Correction: An earlier headline misinterpreted this story. Iron Maiden's plane did not crash; it sustained damage while on the ground.
After performing to a sold-out crowd of 58,000 in Santiago, Chile at the Estadio Nacional on Saturday night (Mar. 12), Iron Maiden's Boeing 747 jet experienced a pretty major accident on an airport runway.
In a posting on the band's Facebook page, Iron Maiden details the accident—which occurred while the plane was being towed to a refueling station. “The steering pin that is part of the mechanism that connects the ground tug to the aircraft seemingly fell out,” the post explained. “On making a turn the aircraft had no steering and collided with the ground tug badly."
Two of the aircraft's engines were damaged, in addition to the plane's undercarriage. The incident also injured two of the airport's ground tug operators, who were immediately transported to the hospital, according to the BBC.
Iron Maiden notes that all band members left the scene of the accident uninjured, and that it was monitoring the progress of the two hospitalized airport workers.

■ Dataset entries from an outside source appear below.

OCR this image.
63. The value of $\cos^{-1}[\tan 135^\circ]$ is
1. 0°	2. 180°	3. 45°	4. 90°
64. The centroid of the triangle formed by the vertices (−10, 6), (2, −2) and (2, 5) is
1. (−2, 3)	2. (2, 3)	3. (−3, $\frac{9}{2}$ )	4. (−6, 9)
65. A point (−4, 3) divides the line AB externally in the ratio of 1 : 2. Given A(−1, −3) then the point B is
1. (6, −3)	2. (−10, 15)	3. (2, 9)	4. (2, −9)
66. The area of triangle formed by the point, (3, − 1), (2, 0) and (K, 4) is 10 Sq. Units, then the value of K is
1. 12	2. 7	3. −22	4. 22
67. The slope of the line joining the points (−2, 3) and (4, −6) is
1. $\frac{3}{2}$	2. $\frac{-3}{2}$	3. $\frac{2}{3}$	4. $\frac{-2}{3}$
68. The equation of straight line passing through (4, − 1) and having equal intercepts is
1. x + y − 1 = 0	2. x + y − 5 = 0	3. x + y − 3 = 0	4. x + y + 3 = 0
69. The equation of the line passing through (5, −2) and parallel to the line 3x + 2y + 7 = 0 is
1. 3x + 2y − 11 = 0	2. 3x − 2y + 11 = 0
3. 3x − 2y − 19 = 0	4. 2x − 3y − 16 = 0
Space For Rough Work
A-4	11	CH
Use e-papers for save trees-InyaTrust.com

Here's a picture of one of the jet's damaged engines, courtesy of Iron Maiden's Twitter:
The accident hasn't posed enough of a setback to delay the band's current South American tour in promotion of its new record, Book of Souls. In a follow-up Facebook post on Saturday night, Iron Maiden's co-manager, Rod Smallwood noted that this evening's performance in Cordoba, Colombia is continuing as planned.

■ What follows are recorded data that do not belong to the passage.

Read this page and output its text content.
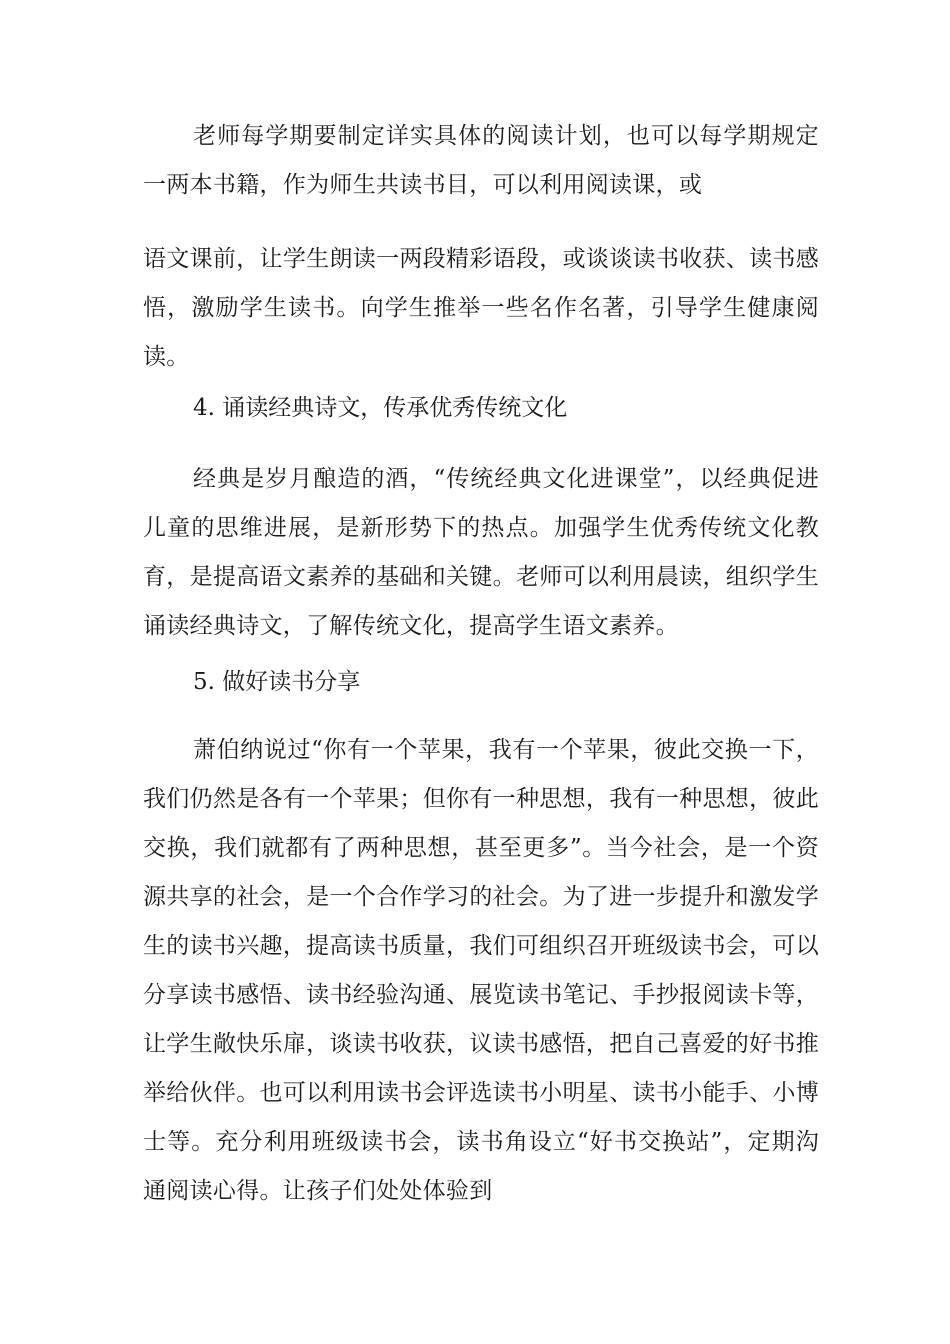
老师每学期要制定详实具体的阅读计划，也可以每学期规定一两本书籍，作为师生共读书目，可以利用阅读课，或

语文课前，让学生朗读一两段精彩语段，或谈谈读书收获、读书感悟，激励学生读书。向学生推举一些名作名著，引导学生健康阅读。

4. 诵读经典诗文，传承优秀传统文化

经典是岁月酿造的酒，“传统经典文化进课堂”，以经典促进儿童的思维进展，是新形势下的热点。加强学生优秀传统文化教育，是提高语文素养的基础和关键。老师可以利用晨读，组织学生诵读经典诗文，了解传统文化，提高学生语文素养。

5. 做好读书分享

萧伯纳说过“你有一个苹果，我有一个苹果，彼此交换一下，我们仍然是各有一个苹果；但你有一种思想，我有一种思想，彼此交换，我们就都有了两种思想，甚至更多”。当今社会，是一个资源共享的社会，是一个合作学习的社会。为了进一步提升和激发学生的读书兴趣，提高读书质量，我们可组织召开班级读书会，可以分享读书感悟、读书经验沟通、展览读书笔记、手抄报阅读卡等，让学生敞快乐扉，谈读书收获，议读书感悟，把自己喜爱的好书推举给伙伴。也可以利用读书会评选读书小明星、读书小能手、小博士等。充分利用班级读书会，读书角设立“好书交换站”，定期沟通阅读心得。让孩子们处处体验到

Smallwood also notes that the band's plane, famously known as Ed Force One, is currently being repaired while the band shops for a temporary replacement:
"We are happy to tell our fans in Cordoba that our Killer Krew has sorted out all logistics for us to be there with our full show for you all tomorrow. We expect no disruption to the tour in any way and are looking for a replacement 747 Ed Force One while our current beauty is healed. More news on that later. Until then, believe me, we will get to you all on this tour one way or another wherever you are."
Both airport workers injured in Chile are expected to make full recoveries, according to Smallwood.